Convergence of variational inference

I run a stan model under cmdstanr using variational inference. And I set the tol_rel_obj as 0.0002 as one way to detect the convergence, and max number of iteration is 50,000. Then I notice that some times I can get the log like the figure below

Based on the log, it has not touched the max number of iteration, so it should converge. But the log says "May be diverging … ".

My question is if this mode is convergent or not? What’s the meaning of “May be diverging”?
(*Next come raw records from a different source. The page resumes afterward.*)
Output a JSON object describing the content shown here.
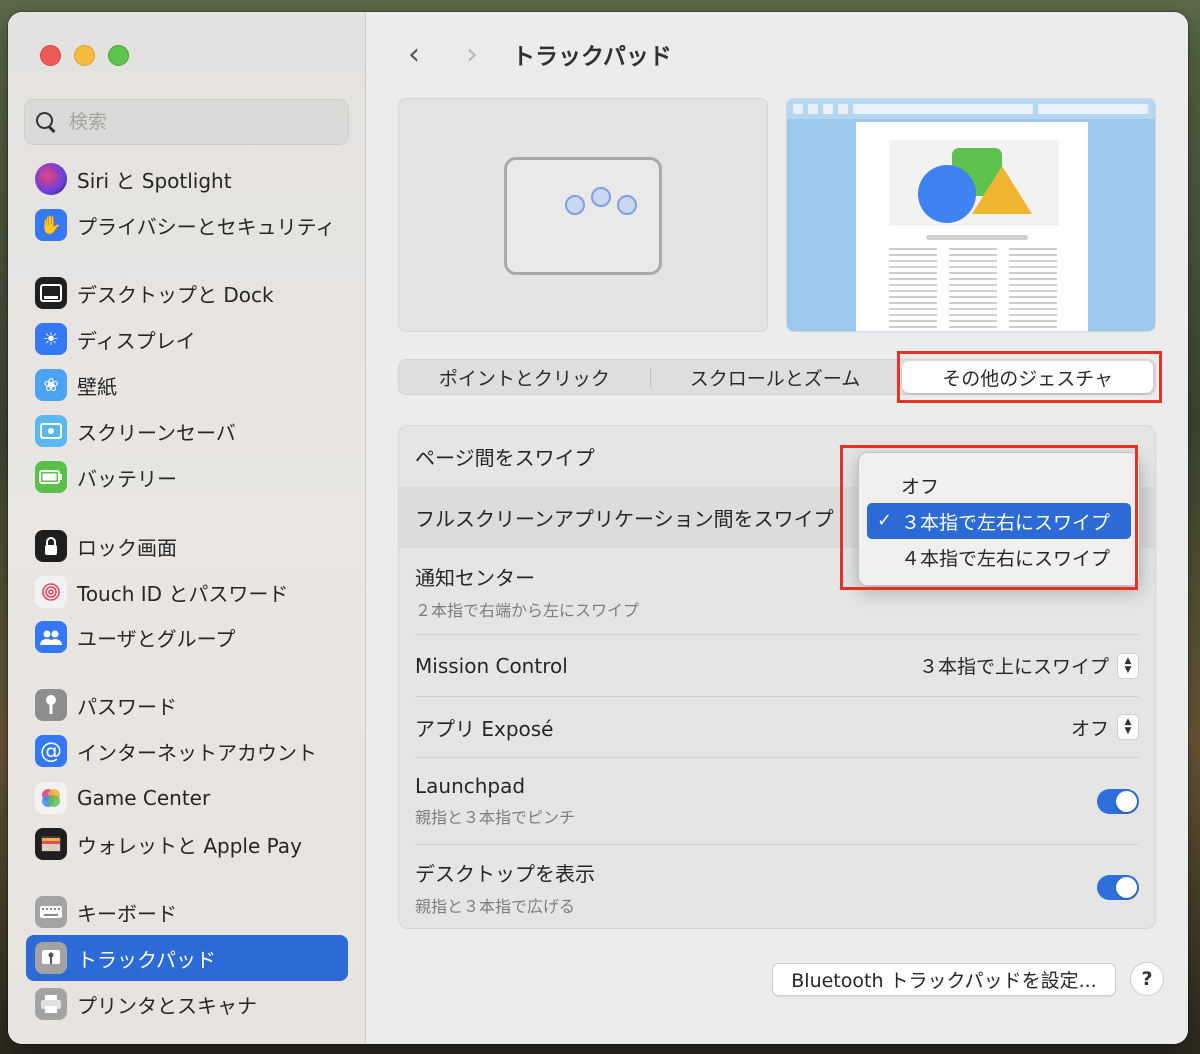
{
  "window": {
    "title": "トラックパッド"
  },
  "search": {
    "placeholder": "検索"
  },
  "sidebar": {
    "items": [
      {
        "label": "Siri と Spotlight",
        "icon": "siri-icon",
        "color": "#8a3fd1"
      },
      {
        "label": "プライバシーとセキュリティ",
        "icon": "hand-icon",
        "color": "#3478f6"
      },
      {
        "label": "デスクトップと Dock",
        "icon": "dock-icon",
        "color": "#1f1f1f"
      },
      {
        "label": "ディスプレイ",
        "icon": "sun-icon",
        "color": "#3478f6"
      },
      {
        "label": "壁紙",
        "icon": "flower-icon",
        "color": "#4ba3f2"
      },
      {
        "label": "スクリーンセーバ",
        "icon": "screensaver-icon",
        "color": "#5ab8f0"
      },
      {
        "label": "バッテリー",
        "icon": "battery-icon",
        "color": "#5ac04a"
      },
      {
        "label": "ロック画面",
        "icon": "lock-icon",
        "color": "#1f1f1f"
      },
      {
        "label": "Touch ID とパスワード",
        "icon": "fingerprint-icon",
        "color": "#f2f2f2"
      },
      {
        "label": "ユーザとグループ",
        "icon": "users-icon",
        "color": "#3478f6"
      },
      {
        "label": "パスワード",
        "icon": "key-icon",
        "color": "#8e8e8e"
      },
      {
        "label": "インターネットアカウント",
        "icon": "at-icon",
        "color": "#3478f6"
      },
      {
        "label": "Game Center",
        "icon": "gamecenter-icon",
        "color": "#f2f2f2"
      },
      {
        "label": "ウォレットと Apple Pay",
        "icon": "wallet-icon",
        "color": "#1f1f1f"
      },
      {
        "label": "キーボード",
        "icon": "keyboard-icon",
        "color": "#a3a3a3"
      },
      {
        "label": "トラックパッド",
        "icon": "trackpad-icon",
        "color": "#a3a3a3"
      },
      {
        "label": "プリンタとスキャナ",
        "icon": "printer-icon",
        "color": "#a3a3a3"
      }
    ]
  },
  "tabs": {
    "point_click": "ポイントとクリック",
    "scroll_zoom": "スクロールとズーム",
    "more_gestures": "その他のジェスチャ"
  },
  "settings": {
    "swipe_pages": {
      "label": "ページ間をスワイプ"
    },
    "swipe_fullscreen": {
      "label": "フルスクリーンアプリケーション間をスワイプ"
    },
    "notification_center": {
      "label": "通知センター",
      "sub": "２本指で右端から左にスワイプ"
    },
    "mission_control": {
      "label": "Mission Control",
      "value": "３本指で上にスワイプ"
    },
    "app_expose": {
      "label": "アプリ Exposé",
      "value": "オフ"
    },
    "launchpad": {
      "label": "Launchpad",
      "sub": "親指と３本指でピンチ",
      "enabled": true
    },
    "show_desktop": {
      "label": "デスクトップを表示",
      "sub": "親指と３本指で広げる",
      "enabled": true
    }
  },
  "popup": {
    "options": [
      {
        "label": "オフ",
        "selected": false
      },
      {
        "label": "３本指で左右にスワイプ",
        "selected": true
      },
      {
        "label": "４本指で左右にスワイプ",
        "selected": false
      }
    ],
    "check_glyph": "✓"
  },
  "buttons": {
    "bluetooth": "Bluetooth トラックパッドを設定...",
    "help": "?"
  },
  "colors": {
    "accent": "#2c6ad6",
    "highlight_box": "#e43324"
  }
}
Sorry for letting your question fall through.
I fear the message says it as it is you would need a bit deeper inspection to check the convergence. I know there was quite recently some upgrade of the ADVI diagnostics, but I don’t use it regularly so I am not sure where a good doc can be found. Also unfortunately, the ADVI mode in Stan is quite fragile and does break for a lot of models, so you should always check the results very carefully.

Tagging @bbbales2 for potential further insights.

1 Like

Thank you so much for your reply. When you say ADVI in Stan is quite fragile and does break for a lot of models, you mean ADVI itself may fail for lots of models and the implementation in Stan might have bugs or numerical issues?
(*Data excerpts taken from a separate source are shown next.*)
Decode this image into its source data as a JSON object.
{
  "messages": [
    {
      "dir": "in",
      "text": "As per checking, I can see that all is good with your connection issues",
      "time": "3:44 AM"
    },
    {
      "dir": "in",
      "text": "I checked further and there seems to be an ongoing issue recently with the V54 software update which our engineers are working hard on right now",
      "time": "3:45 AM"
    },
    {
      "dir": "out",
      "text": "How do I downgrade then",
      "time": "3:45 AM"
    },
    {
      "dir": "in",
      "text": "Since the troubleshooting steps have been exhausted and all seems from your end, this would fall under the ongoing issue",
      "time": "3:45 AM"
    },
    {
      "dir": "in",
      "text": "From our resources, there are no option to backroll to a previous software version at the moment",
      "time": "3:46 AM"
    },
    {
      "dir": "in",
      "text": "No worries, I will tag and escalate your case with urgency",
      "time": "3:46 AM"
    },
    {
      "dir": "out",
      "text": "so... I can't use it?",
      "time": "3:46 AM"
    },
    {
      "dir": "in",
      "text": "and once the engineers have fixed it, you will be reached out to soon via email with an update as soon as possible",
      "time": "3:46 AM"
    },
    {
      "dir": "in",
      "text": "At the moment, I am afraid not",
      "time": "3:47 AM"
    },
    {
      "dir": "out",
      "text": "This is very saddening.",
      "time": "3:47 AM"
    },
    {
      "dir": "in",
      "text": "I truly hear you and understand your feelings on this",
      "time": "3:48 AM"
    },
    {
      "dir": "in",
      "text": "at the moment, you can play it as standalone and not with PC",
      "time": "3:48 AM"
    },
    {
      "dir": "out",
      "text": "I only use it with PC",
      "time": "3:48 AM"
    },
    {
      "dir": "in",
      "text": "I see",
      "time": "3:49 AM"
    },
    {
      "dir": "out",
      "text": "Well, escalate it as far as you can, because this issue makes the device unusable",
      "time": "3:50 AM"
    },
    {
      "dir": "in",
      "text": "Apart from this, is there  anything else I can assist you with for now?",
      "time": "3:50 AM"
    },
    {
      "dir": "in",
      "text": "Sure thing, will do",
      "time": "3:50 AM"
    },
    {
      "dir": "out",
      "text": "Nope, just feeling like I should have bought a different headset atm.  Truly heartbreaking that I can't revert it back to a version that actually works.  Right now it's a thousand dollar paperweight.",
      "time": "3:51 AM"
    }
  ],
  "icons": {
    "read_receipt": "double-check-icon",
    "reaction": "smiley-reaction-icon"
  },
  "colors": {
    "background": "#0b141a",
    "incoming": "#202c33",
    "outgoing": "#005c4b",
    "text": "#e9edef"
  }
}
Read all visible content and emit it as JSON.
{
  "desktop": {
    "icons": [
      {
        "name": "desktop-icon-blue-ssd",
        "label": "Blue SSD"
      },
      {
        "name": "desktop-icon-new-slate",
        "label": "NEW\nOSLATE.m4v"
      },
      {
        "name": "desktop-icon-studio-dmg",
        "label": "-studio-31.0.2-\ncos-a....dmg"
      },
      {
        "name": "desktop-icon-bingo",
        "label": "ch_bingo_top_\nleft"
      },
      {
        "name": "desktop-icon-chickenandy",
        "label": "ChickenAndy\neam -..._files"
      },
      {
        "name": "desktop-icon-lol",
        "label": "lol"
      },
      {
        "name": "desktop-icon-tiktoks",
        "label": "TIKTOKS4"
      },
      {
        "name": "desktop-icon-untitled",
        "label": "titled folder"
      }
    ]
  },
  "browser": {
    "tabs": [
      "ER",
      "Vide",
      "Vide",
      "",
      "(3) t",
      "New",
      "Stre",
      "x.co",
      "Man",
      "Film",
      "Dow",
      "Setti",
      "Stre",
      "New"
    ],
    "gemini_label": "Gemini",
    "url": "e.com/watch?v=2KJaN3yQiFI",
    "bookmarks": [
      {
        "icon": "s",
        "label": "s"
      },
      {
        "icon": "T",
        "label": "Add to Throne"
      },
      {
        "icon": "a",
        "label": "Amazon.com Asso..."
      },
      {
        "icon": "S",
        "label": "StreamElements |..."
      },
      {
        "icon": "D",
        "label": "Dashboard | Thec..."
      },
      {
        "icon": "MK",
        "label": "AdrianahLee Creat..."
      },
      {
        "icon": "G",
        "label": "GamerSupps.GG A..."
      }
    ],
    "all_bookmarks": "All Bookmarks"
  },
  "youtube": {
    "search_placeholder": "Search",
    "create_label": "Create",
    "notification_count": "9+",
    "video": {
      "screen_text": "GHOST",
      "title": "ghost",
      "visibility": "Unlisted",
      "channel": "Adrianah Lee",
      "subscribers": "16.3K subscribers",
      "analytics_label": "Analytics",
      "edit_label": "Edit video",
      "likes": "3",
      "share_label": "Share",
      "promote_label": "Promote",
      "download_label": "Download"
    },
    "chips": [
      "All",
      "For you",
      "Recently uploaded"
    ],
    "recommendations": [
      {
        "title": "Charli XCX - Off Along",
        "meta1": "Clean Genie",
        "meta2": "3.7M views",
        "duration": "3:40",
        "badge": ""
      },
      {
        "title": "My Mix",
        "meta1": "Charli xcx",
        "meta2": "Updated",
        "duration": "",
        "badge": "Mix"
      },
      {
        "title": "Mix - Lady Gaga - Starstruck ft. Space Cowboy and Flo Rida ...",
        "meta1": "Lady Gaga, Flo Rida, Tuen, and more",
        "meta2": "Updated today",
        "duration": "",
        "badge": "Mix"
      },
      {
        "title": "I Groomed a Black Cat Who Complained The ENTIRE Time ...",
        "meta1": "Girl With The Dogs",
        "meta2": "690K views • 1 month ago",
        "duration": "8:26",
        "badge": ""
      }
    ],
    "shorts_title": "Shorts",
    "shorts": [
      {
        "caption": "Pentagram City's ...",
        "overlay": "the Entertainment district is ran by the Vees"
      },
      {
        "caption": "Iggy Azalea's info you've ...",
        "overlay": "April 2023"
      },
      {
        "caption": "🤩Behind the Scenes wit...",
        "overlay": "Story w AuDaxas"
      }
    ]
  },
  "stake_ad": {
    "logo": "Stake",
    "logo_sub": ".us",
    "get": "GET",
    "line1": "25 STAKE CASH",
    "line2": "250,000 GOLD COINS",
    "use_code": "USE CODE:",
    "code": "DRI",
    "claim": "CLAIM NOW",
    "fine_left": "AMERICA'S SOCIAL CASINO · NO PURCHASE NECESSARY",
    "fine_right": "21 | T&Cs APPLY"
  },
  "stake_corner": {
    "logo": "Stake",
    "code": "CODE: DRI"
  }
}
Thanks for the ping @martinmodrak .

I had a look at the code and found this:

if (delta_elbo_ave < tol_rel_obj) {
  do_more_iterations = false;

if (delta_elbo_med < tol_rel_obj) {
  do_more_iterations = false;

if (iter_counter > 10 * eval_elbo_) {
  if (delta_elbo_med > 0.5 || delta_elbo_ave > 0.5) {

Source is here.

It looks like it’s possible for the median of the delta_elbo (which looks like a relative difference in subsequent elbo values: to get small while the mean is still large.

I’m not sure what is happening, but it does seem suspicious. Like a distribution can have a mean and no variance, but those are tricky distributions, and if in the process of fitting a model the difference in subsequent elbo estimates start acting like this that seems suspicious to me.
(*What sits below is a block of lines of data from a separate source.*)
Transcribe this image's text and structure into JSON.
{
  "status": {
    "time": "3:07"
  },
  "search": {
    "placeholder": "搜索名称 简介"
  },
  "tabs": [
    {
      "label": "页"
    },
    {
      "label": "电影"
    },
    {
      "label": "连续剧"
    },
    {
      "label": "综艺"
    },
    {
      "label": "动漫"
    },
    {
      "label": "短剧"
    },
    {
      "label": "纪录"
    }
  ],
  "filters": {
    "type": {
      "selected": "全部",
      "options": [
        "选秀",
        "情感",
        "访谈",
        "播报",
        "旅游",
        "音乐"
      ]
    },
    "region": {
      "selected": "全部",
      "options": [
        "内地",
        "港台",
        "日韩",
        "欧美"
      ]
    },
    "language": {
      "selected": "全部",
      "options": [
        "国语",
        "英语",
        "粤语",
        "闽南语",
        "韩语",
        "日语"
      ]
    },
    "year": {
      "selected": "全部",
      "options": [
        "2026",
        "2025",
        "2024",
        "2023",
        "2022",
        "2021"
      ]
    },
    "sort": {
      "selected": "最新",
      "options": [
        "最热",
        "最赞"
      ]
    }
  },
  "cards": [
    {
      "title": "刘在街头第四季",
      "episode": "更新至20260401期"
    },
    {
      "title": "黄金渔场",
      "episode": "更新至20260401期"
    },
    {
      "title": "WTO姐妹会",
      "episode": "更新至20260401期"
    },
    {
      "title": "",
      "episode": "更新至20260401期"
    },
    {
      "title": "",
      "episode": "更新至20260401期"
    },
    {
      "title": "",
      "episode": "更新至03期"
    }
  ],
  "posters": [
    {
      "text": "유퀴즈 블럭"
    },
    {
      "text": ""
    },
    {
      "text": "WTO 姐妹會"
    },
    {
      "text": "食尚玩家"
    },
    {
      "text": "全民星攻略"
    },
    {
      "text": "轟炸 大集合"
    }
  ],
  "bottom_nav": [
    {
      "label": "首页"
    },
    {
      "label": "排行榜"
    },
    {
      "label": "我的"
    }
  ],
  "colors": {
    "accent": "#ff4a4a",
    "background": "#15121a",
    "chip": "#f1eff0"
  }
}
Probably the thing to do in this case is look at diagnostic plots for the fits that are doing this. Make predictions and see if everything is doing what you expect, or maybe run the sampler and compare the results you get there.

@avehtari do you recognize this behavior?


Regarding this, this paper describes some problems specifically with how ADVI convergence is handled in Stan and how we can do better:

Here’s another paper evaluating fitting models with ADVI:

To the extent there are bugs of the numerical sort, we like to fix them, but these things definitely come up so they can’t be excluded. I’d start by making predictions and comparing against sampling though to figure out what is going on.